Cicerón elige de guía a Platón, cuya República llevaba siglos marcando el paso de la filosofía política del mundo conocido, pero el orador latino no es un filósofo que levante castillos en el aire, sino un servidor público que considera la actividad cívica el ideal supremo de perfección. ¿Qué discurso –se pregunta– pueden hacer los filósofos tan perfecto que sea preferible a una república bien constituida por su derecho común y sus costumbres? ¿Quién ha visto nunca una ciudad gobernada por filósofos? Cicerón estaba convencido de que los mayores males de Roma se debían a que los políticos no aplicaban valores morales a sus acciones. La pelea por la excelencia había sido siempre el pulso que mantenía viva a la patria, pero cuando la ambición, la rivalidad y el odio se enseñorean de la política arrastran fatalmente a los ciudadanos a una verdadera guerra civil. «Resulta preocupante que tiendan a ser los hombres más brillantes y con más talento los que más consumidos están por el ansia de poder y gloria», le dice Cicerón a su amigo y editor Ático pensando en César y Pompeyo.

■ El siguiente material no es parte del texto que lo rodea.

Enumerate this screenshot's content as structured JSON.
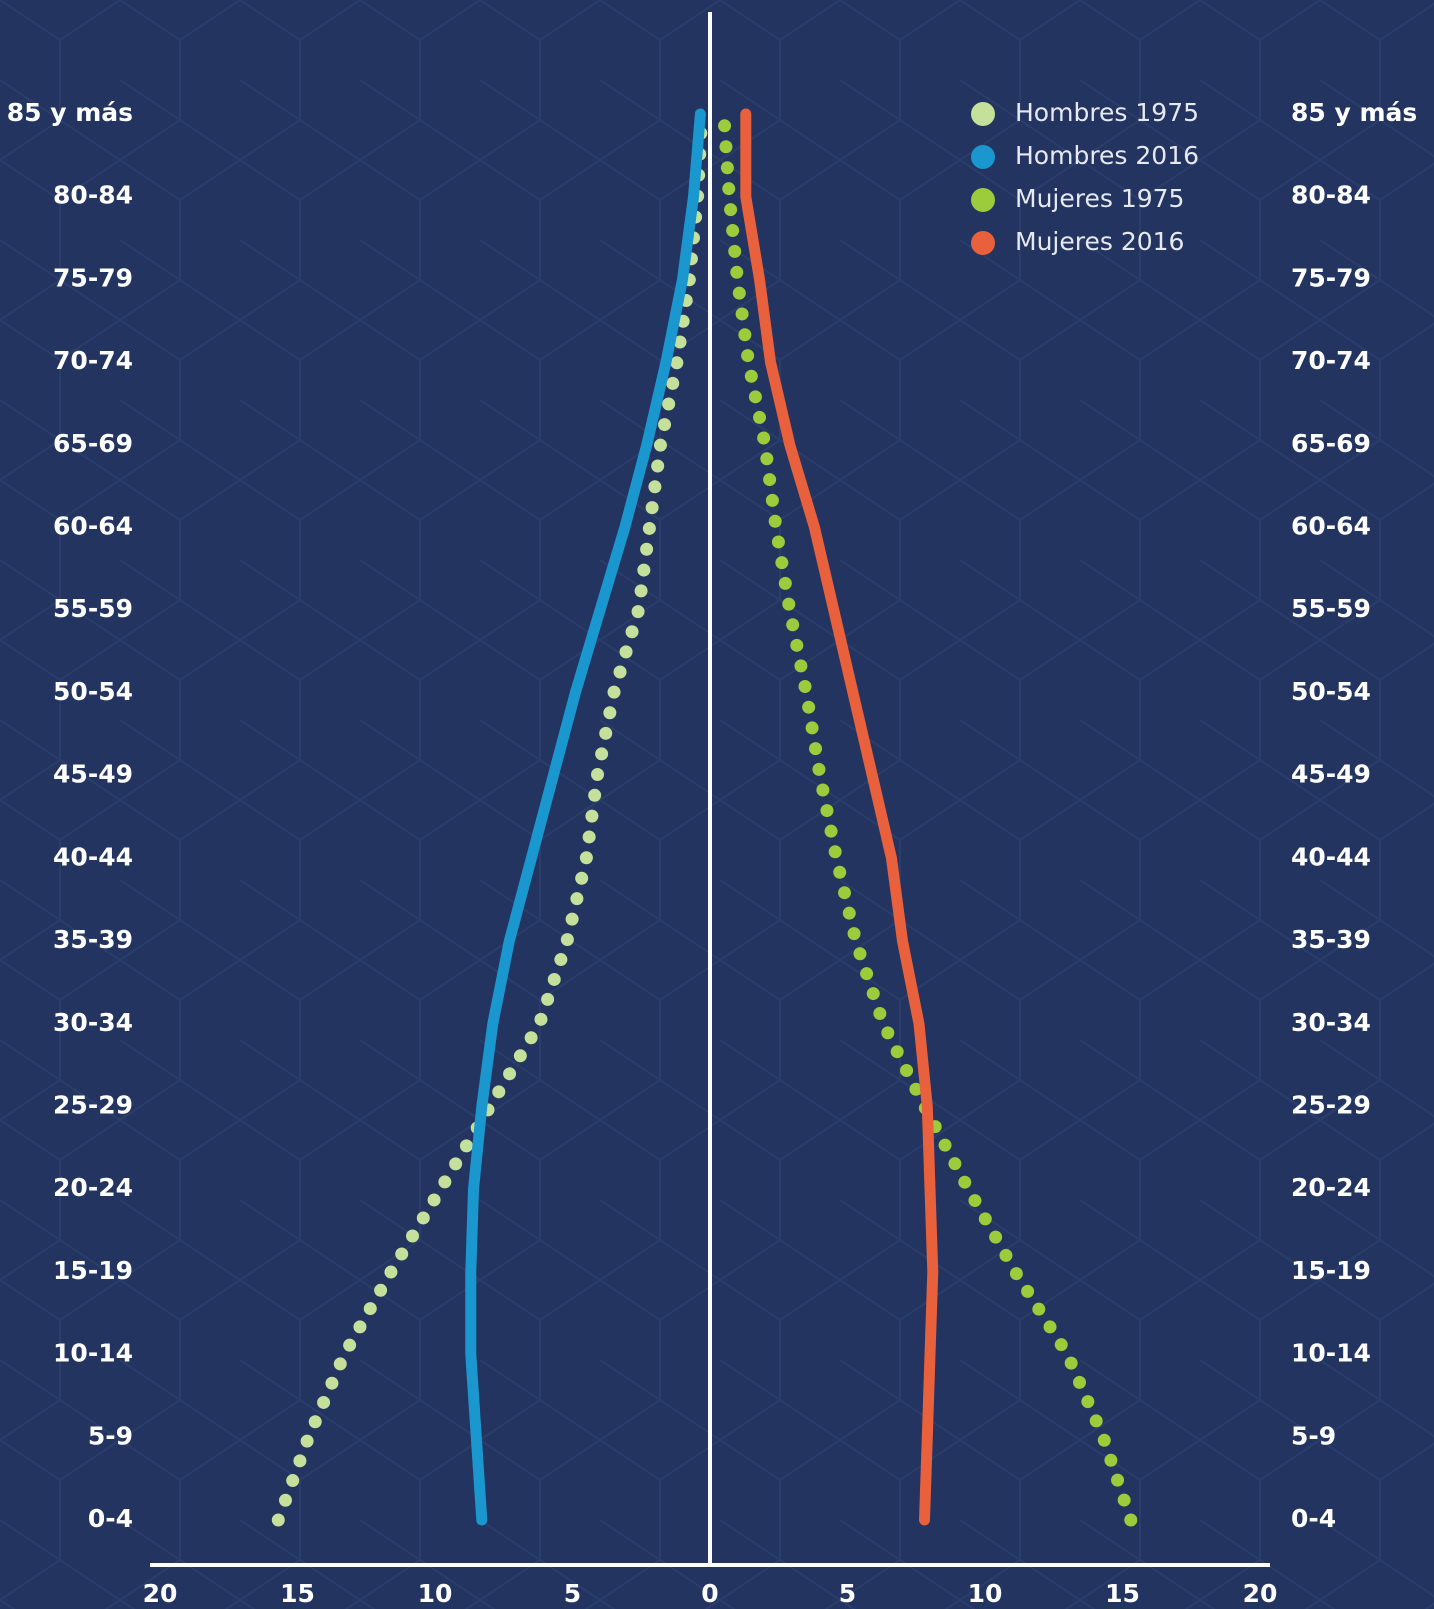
{
  "chart_data": {
    "type": "line",
    "orientation": "horizontal",
    "categories": [
      "0-4",
      "5-9",
      "10-14",
      "15-19",
      "20-24",
      "25-29",
      "30-34",
      "35-39",
      "40-44",
      "45-49",
      "50-54",
      "55-59",
      "60-64",
      "65-69",
      "70-74",
      "75-79",
      "80-84",
      "85 y más"
    ],
    "series": [
      {
        "name": "Hombres 1975",
        "color": "#c5e09b",
        "style": "dotted",
        "values": [
          -15.7,
          -14.6,
          -13.3,
          -11.6,
          -9.8,
          -8.0,
          -6.2,
          -5.2,
          -4.5,
          -4.1,
          -3.5,
          -2.6,
          -2.2,
          -1.8,
          -1.2,
          -0.75,
          -0.45,
          -0.3
        ]
      },
      {
        "name": "Hombres 2016",
        "color": "#1a97cf",
        "style": "solid",
        "values": [
          -8.3,
          -8.5,
          -8.7,
          -8.7,
          -8.6,
          -8.3,
          -7.9,
          -7.3,
          -6.5,
          -5.7,
          -4.9,
          -4.0,
          -3.1,
          -2.3,
          -1.6,
          -1.0,
          -0.6,
          -0.35
        ]
      },
      {
        "name": "Mujeres 1975",
        "color": "#9ccb3b",
        "style": "dotted",
        "values": [
          15.3,
          14.3,
          13.0,
          11.1,
          9.4,
          7.8,
          6.3,
          5.3,
          4.6,
          4.0,
          3.5,
          2.9,
          2.4,
          2.0,
          1.4,
          1.0,
          0.7,
          0.5
        ]
      },
      {
        "name": "Mujeres 2016",
        "color": "#e8603c",
        "style": "solid",
        "values": [
          7.8,
          7.9,
          8.0,
          8.1,
          8.0,
          7.9,
          7.6,
          7.0,
          6.6,
          5.9,
          5.2,
          4.5,
          3.8,
          2.9,
          2.2,
          1.8,
          1.3,
          1.3
        ]
      }
    ],
    "xlim": [
      -20,
      20
    ],
    "xticks": [
      {
        "value": -20,
        "label": "20"
      },
      {
        "value": -15,
        "label": "15"
      },
      {
        "value": -10,
        "label": "10"
      },
      {
        "value": -5,
        "label": "5"
      },
      0,
      5,
      10,
      15,
      20
    ],
    "legend": "upper right"
  }
}
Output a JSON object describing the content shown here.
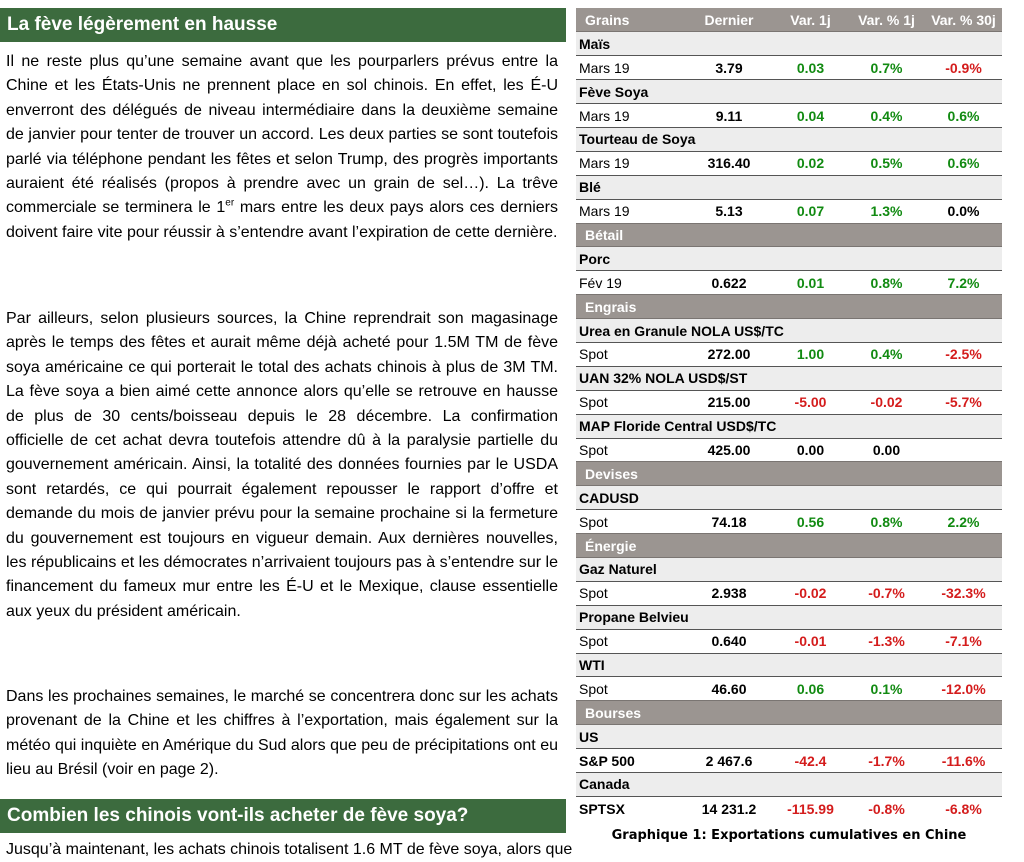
{
  "article": {
    "heading1": "La fève légèrement en hausse",
    "para1_before_sup": "Il ne reste plus qu’une semaine avant que les pourparlers prévus entre la Chine et les États-Unis ne prennent place en sol chinois. En effet, les É-U enverront des délégués de niveau intermédiaire dans la deuxième semaine de janvier pour tenter de trouver un accord. Les deux parties se sont toutefois parlé via téléphone pendant les fêtes et selon Trump, des progrès importants auraient été réalisés (propos à prendre avec un grain de sel…). La trêve commerciale se terminera le 1",
    "para1_sup": "er",
    "para1_after_sup": " mars entre les deux pays alors ces derniers doivent faire vite pour réussir à s’entendre avant l’expiration de cette dernière.",
    "para2": "Par ailleurs, selon plusieurs sources, la Chine reprendrait son magasinage après le temps des fêtes et aurait même déjà acheté pour 1.5M TM de fève soya américaine ce qui porterait le total des achats chinois à plus de 3M TM. La fève soya a bien aimé cette annonce alors qu’elle se retrouve en hausse de plus de 30 cents/boisseau depuis le 28 décembre. La confirmation officielle de cet achat devra toutefois attendre dû à la paralysie partielle du gouvernement américain. Ainsi, la totalité des données fournies par le USDA sont retardés, ce qui pourrait également repousser le rapport d’offre et demande du mois de janvier prévu pour la semaine prochaine si la fermeture du gouvernement est toujours en vigueur demain. Aux dernières nouvelles, les républicains et les démocrates n’arrivaient toujours pas à s’entendre sur le financement du fameux mur entre les É-U et le Mexique, clause essentielle aux yeux du président américain.",
    "para3": "Dans les prochaines semaines, le marché se concentrera donc sur les achats provenant de la Chine et les chiffres à l’exportation, mais également sur la météo qui inquiète en Amérique du Sud alors que peu de précipitations ont eu lieu au Brésil (voir en page 2).",
    "heading2": "Combien les chinois vont-ils acheter de fève soya?",
    "cut_line": "Jusqu’à maintenant, les achats chinois totalisent 1.6 MT de fève soya, alors que"
  },
  "market_table": {
    "headers": [
      "Grains",
      "Dernier",
      "Var. 1j",
      "Var. % 1j",
      "Var. % 30j"
    ],
    "rows": [
      {
        "kind": "sub",
        "label": "Maïs"
      },
      {
        "kind": "data",
        "label": "Mars 19",
        "last": "3.79",
        "var": "0.03",
        "pct1": "0.7%",
        "pct30": "-0.9%"
      },
      {
        "kind": "sub",
        "label": "Fève Soya"
      },
      {
        "kind": "data",
        "label": "Mars 19",
        "last": "9.11",
        "var": "0.04",
        "pct1": "0.4%",
        "pct30": "0.6%"
      },
      {
        "kind": "sub",
        "label": "Tourteau de Soya"
      },
      {
        "kind": "data",
        "label": "Mars 19",
        "last": "316.40",
        "var": "0.02",
        "pct1": "0.5%",
        "pct30": "0.6%"
      },
      {
        "kind": "sub",
        "label": "Blé"
      },
      {
        "kind": "data",
        "label": "Mars 19",
        "last": "5.13",
        "var": "0.07",
        "pct1": "1.3%",
        "pct30": "0.0%"
      },
      {
        "kind": "cat",
        "label": "Bétail"
      },
      {
        "kind": "sub",
        "label": "Porc"
      },
      {
        "kind": "data",
        "label": "Fév 19",
        "last": "0.622",
        "var": "0.01",
        "pct1": "0.8%",
        "pct30": "7.2%"
      },
      {
        "kind": "cat",
        "label": "Engrais"
      },
      {
        "kind": "sub",
        "label": "Urea en Granule NOLA US$/TC"
      },
      {
        "kind": "data",
        "label": "Spot",
        "last": "272.00",
        "var": "1.00",
        "pct1": "0.4%",
        "pct30": "-2.5%"
      },
      {
        "kind": "sub",
        "label": "UAN 32% NOLA USD$/ST"
      },
      {
        "kind": "data",
        "label": "Spot",
        "last": "215.00",
        "var": "-5.00",
        "pct1": "-0.02",
        "pct30": "-5.7%"
      },
      {
        "kind": "sub",
        "label": "MAP Floride Central USD$/TC"
      },
      {
        "kind": "data",
        "label": "Spot",
        "last": "425.00",
        "var": "0.00",
        "pct1": "0.00",
        "pct30": ""
      },
      {
        "kind": "cat",
        "label": "Devises"
      },
      {
        "kind": "sub",
        "label": "CADUSD"
      },
      {
        "kind": "data",
        "label": "Spot",
        "last": "74.18",
        "var": "0.56",
        "pct1": "0.8%",
        "pct30": "2.2%"
      },
      {
        "kind": "cat",
        "label": "Énergie"
      },
      {
        "kind": "sub",
        "label": "Gaz Naturel"
      },
      {
        "kind": "data",
        "label": "Spot",
        "last": "2.938",
        "var": "-0.02",
        "pct1": "-0.7%",
        "pct30": "-32.3%"
      },
      {
        "kind": "sub",
        "label": "Propane Belvieu"
      },
      {
        "kind": "data",
        "label": "Spot",
        "last": "0.640",
        "var": "-0.01",
        "pct1": "-1.3%",
        "pct30": "-7.1%"
      },
      {
        "kind": "sub",
        "label": "WTI"
      },
      {
        "kind": "data",
        "label": "Spot",
        "last": "46.60",
        "var": "0.06",
        "pct1": "0.1%",
        "pct30": "-12.0%"
      },
      {
        "kind": "cat",
        "label": "Bourses"
      },
      {
        "kind": "sub",
        "label": "US"
      },
      {
        "kind": "data",
        "label": "S&P 500",
        "bold_label": true,
        "last": "2 467.6",
        "var": "-42.4",
        "pct1": "-1.7%",
        "pct30": "-11.6%"
      },
      {
        "kind": "sub",
        "label": "Canada"
      },
      {
        "kind": "data",
        "label": "SPTSX",
        "bold_label": true,
        "last": "14 231.2",
        "var": "-115.99",
        "pct1": "-0.8%",
        "pct30": "-6.8%"
      }
    ]
  },
  "chart_caption": "Graphique 1: Exportations cumulatives en Chine",
  "colors": {
    "heading_bg": "#3c6b3e",
    "table_header_bg": "#9b9591",
    "positive": "#118a11",
    "negative": "#d41c1c"
  }
}
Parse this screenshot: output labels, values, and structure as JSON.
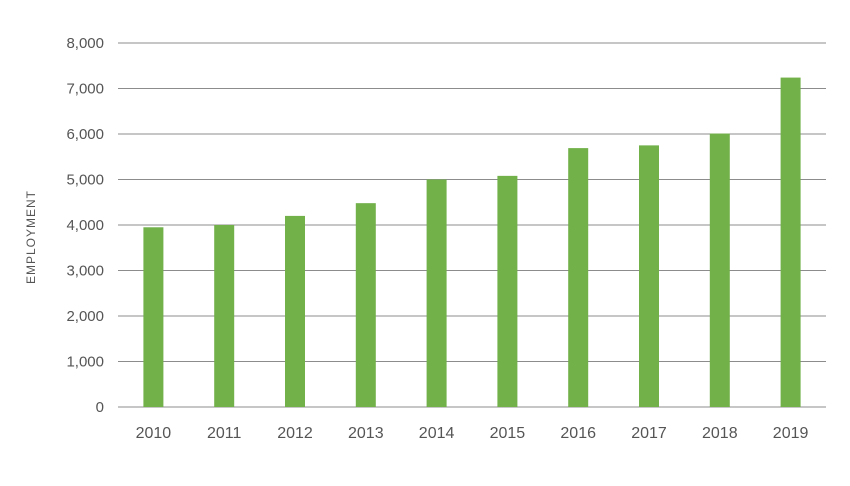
{
  "chart_data": {
    "type": "bar",
    "title": "",
    "xlabel": "",
    "ylabel": "EMPLOYMENT",
    "categories": [
      "2010",
      "2011",
      "2012",
      "2013",
      "2014",
      "2015",
      "2016",
      "2017",
      "2018",
      "2019"
    ],
    "values": [
      3950,
      4000,
      4200,
      4480,
      5000,
      5080,
      5690,
      5750,
      6010,
      7240
    ],
    "ylim": [
      0,
      8000
    ],
    "yticks": [
      0,
      1000,
      2000,
      3000,
      4000,
      5000,
      6000,
      7000,
      8000
    ],
    "ytick_labels": [
      "0",
      "1,000",
      "2,000",
      "3,000",
      "4,000",
      "5,000",
      "6,000",
      "7,000",
      "8,000"
    ],
    "grid": true,
    "legend": "none",
    "colors": {
      "bar": "#72b04a",
      "grid": "#8c8c8c",
      "text": "#555555"
    }
  }
}
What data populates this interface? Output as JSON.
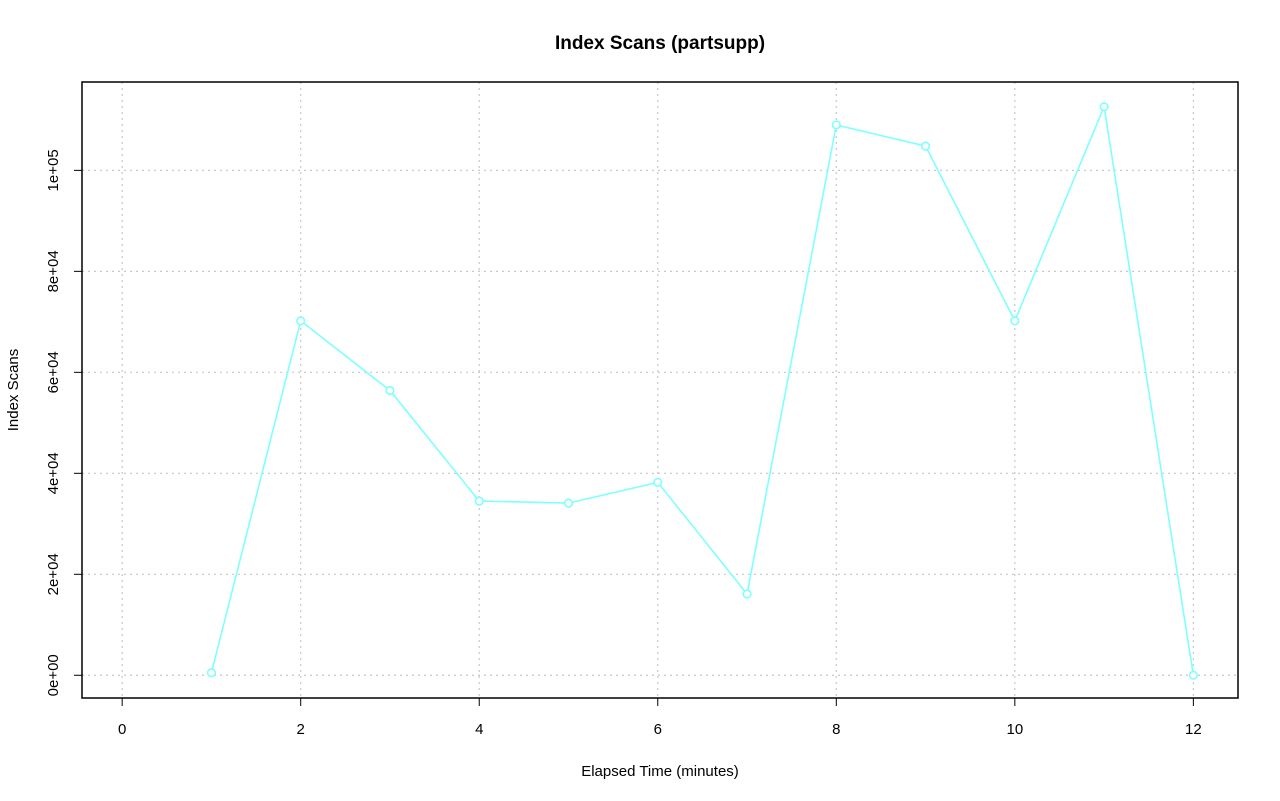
{
  "chart_data": {
    "type": "line",
    "title": "Index Scans (partsupp)",
    "xlabel": "Elapsed Time (minutes)",
    "ylabel": "Index Scans",
    "xlim": [
      -0.45,
      12.5
    ],
    "ylim": [
      -4500,
      117500
    ],
    "x_ticks": [
      0,
      2,
      4,
      6,
      8,
      10,
      12
    ],
    "x_tick_labels": [
      "0",
      "2",
      "4",
      "6",
      "8",
      "10",
      "12"
    ],
    "y_ticks": [
      0,
      20000,
      40000,
      60000,
      80000,
      100000
    ],
    "y_tick_labels": [
      "0e+00",
      "2e+04",
      "4e+04",
      "6e+04",
      "8e+04",
      "1e+05"
    ],
    "grid": true,
    "series": [
      {
        "color": "#7fffff",
        "marker": "circle",
        "x": [
          1,
          2,
          3,
          4,
          5,
          6,
          7,
          8,
          9,
          10,
          11,
          12
        ],
        "y": [
          500,
          70200,
          56400,
          34500,
          34100,
          38200,
          16100,
          109000,
          104800,
          70200,
          112600,
          0
        ]
      }
    ]
  }
}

Sin justicia, sin respeto a la ley, sin íntegros hombres de Estado, no existe Roma, proclama Cicerón. Roma no necesita demagogos ni dictadores, sino hombres de probada virtud que antepongan los interés públicos a los privados, la moralidad a la corrupción. De los ciudadanos que cultivan la justicia y la piedad, de los ciudadanos que convierten su existencia en una épica de honestidad al servicio del bien común es el cielo. «La vida no consiste solo en respirar. El esclavo no goza de una verdadera vida. Todas las demás naciones son capaces de soportar la servidumbre, pero la nuestra no», gritó en uno de sus electrizantes discursos, intentando despertar en sus conciudadanos el espíritu de rebeldía que frenara las arbitrariedades del poder. «Es tan glorioso recuperar la libertad que es mejor morir que no lanzarse a recobrarla», pregonó Cicerón valerosamente, sabiendo que pronto pagaría su arrojo con la vida.
Los primeros cristianos reconocieron en Cicerón un pagano virtuoso, porque ofreció un modelo de acción política regida por la búsqueda del bien común, y la admiración le acompañó a lo largo de los siglos por todos los que cultivaron principios humanistas, convencidos de que el buen gobierno y el perfecto ciudadano debían preferir lo honesto a lo indecente, lo justo a lo arbitrario, la palabra a la espada.